15) One question which is often raised about the Republic is whether Plato intends the city he describes as a practical proposal. In other words, is Plato suggesting that people try to transform Athens into a city ruled by philosophers? Alternatively, is Plato merely describing a city in order to answer the question what is justice (without supposing that it would be wise to try to institute the city he describes)? Warning: there's no simple answer to this one, but it is obviously very important to our assessment of the Republic as a whole.
16) Many readers react to Socrates proposal that philosophers should rule just as Glaucon says they will. Do you think this is the right reaction? If you were to try to defend Socrates proposal, what would you say?
17) The vast majority of the population in Plato's city have no share in rule. Is this problematic?
18) What do you think of Plato's proposals for the family?
19) Some people consider Plato a proto-feminist in virtue of what he says about women; others think he's anything but? What would you say?
20) At 494a Socrates claims that the majority cannot be philosophic? Do you think he's right about this? Even if he is, should the majority have a role in ruling the city? Or is Socrates right to exclude the majority from ruling?
21) Socrates long speech at 496 seems to suggest that even true (non-corrupted)
philosophers will be in no hurry to try to rule the city. Why would
the philosopher be reluctant? How might Plato respond to this problem?
Plato's Republic, Book 8
1) What are the five kinds of constitution?
2) In simple terms, how would an aristocracy (a city of the sort Socrates has constructed) decay? (You need not worry about all the numbers and roots and square increases Plato talks about.)
3) What traits does the timocratic ruler have? Which ones does the timocratic ruler put forward as justifying his rule?
4) What is an oligarchy?
5) What are the two faults of the oligarchic city?
6) Socrates says that the oligarchy is the first city to have the greatest of evils present. What is the greatest of evils?
7) What is a drone and what different kinds of drones are there?
8) How does an oligarchy transform itself into a democracy?
9) Socrates says that a democracy looks as though [it] is the finest and most beautiful of the constitutions. Why does it look so beautiful?
10) What is the role of toleration in a democratic constitution? How does toleration affect the sorts of people who hold public offices in a democratic government?
11) How does Socrates define the distinction between necessary and unnecessary desires?
12) By what is a democratic person ruled? How, in this respect, does he differ from an oligarchic person? From a timocratic person?

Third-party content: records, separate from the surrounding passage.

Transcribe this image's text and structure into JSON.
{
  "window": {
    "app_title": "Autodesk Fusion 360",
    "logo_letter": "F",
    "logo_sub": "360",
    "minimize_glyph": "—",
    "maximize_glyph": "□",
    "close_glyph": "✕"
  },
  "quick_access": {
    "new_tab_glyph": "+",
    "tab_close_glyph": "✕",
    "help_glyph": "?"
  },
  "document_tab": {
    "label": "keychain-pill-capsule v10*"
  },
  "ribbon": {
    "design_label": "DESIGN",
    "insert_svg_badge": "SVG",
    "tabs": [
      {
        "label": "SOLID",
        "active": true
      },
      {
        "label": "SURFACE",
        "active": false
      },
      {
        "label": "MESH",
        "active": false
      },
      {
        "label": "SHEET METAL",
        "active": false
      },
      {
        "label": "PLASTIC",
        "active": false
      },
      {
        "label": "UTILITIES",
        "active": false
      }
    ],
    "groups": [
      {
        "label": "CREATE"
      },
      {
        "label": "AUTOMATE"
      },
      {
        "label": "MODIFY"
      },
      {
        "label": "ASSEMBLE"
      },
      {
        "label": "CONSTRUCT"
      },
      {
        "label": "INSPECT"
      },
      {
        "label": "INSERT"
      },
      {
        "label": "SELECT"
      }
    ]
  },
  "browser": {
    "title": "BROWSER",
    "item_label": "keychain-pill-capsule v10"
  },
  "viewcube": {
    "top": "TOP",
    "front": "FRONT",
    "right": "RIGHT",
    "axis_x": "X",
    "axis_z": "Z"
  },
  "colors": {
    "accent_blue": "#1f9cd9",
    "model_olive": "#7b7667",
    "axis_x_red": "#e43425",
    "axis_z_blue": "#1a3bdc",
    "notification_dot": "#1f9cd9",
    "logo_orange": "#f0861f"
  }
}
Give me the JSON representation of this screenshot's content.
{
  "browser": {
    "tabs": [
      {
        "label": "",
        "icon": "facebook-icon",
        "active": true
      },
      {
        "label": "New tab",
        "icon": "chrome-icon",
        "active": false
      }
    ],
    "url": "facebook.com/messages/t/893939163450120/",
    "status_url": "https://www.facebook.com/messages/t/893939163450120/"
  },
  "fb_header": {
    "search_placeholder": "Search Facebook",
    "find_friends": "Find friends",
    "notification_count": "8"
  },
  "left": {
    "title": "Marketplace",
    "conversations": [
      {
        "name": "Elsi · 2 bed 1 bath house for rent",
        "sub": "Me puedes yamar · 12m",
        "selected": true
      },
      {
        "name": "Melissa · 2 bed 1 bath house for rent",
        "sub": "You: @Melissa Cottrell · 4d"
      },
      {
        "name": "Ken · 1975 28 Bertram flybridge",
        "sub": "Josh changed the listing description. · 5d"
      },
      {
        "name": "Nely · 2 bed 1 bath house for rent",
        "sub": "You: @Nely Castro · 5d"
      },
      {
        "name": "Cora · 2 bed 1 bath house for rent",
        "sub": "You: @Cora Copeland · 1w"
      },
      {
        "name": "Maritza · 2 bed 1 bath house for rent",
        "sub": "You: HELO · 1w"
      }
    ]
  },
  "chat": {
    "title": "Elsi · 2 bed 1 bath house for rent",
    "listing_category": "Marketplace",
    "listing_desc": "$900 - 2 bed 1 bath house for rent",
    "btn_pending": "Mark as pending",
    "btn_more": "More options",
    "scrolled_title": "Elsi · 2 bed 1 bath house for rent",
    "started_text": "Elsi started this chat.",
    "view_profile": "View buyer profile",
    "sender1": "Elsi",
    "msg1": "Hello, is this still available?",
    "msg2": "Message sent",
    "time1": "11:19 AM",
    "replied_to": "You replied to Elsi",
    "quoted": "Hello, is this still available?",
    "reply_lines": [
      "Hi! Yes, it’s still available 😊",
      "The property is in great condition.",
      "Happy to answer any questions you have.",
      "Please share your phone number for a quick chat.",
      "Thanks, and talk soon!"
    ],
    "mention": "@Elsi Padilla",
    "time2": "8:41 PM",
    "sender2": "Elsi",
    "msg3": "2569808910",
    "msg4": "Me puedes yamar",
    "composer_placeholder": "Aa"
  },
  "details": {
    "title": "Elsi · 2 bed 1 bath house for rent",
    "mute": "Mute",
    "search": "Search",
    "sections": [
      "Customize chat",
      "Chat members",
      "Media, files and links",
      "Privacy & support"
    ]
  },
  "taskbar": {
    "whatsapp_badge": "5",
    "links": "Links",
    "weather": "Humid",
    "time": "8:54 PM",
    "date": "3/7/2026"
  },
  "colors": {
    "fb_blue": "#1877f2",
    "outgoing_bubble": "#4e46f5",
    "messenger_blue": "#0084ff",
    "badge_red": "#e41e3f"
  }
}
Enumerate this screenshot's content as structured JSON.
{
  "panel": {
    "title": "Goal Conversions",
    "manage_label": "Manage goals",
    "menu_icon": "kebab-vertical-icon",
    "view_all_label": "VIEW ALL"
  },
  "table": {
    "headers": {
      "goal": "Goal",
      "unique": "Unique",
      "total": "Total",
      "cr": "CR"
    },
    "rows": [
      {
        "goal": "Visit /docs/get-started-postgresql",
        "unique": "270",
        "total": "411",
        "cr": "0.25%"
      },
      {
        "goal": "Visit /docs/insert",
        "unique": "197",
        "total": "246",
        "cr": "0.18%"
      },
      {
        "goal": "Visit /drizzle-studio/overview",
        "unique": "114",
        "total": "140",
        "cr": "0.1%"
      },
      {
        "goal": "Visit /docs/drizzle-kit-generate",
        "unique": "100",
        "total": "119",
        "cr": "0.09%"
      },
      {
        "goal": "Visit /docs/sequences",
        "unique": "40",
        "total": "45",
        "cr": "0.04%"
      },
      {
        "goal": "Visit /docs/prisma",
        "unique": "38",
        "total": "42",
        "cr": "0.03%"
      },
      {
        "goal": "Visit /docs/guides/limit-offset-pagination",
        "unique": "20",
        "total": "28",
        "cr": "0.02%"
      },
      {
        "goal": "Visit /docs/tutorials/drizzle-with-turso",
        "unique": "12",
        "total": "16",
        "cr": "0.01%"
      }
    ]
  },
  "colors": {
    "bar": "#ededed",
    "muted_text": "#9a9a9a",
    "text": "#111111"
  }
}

From a philosopher?
13) Whatís wrong with democracy according to Socrates?
14) What does a democracy take to be the Good, according to Socrates?
15) What is a tyranny and how does a democracy transform into a tyranny?
16) Review Socrates discussion of the greatest of evils and the subsequent introduction of the drones. Would it be accurate to say that the greatest of evils is severe poverty and that the drones are the severely poor? If not, is there another characterization that would be better?
17) At 544, Socrates suggests that his division of constitutions is exhaustive, i.e., that every possible city belongs to one of the five types of constitutions (aristocracy, timocracy, oligarchy, democracy, and tyranny). Is this claim plausible? If not, can you give an example of a city that would not fall into one of these five classes? What reasons does Socrates give for his claim, and are they compelling?
18) What do you think of Socrates discussion of democracy? Is his characterization of democracy fair? Are his criticisms of democracy true?
19) Throughout Book VIII, Socrates uses the word constitution [actually
he uses the Greek word politeia, which is translated as constitution],
but it seems that Socrates doesn't mean by constitution what we usually
mean by constitution. We usually mean a written document setting
down fundamental rules and institutions for a political community.
How would you describe what Socrates means by constitution? Can you think
of a better translation for the Greek word politeia?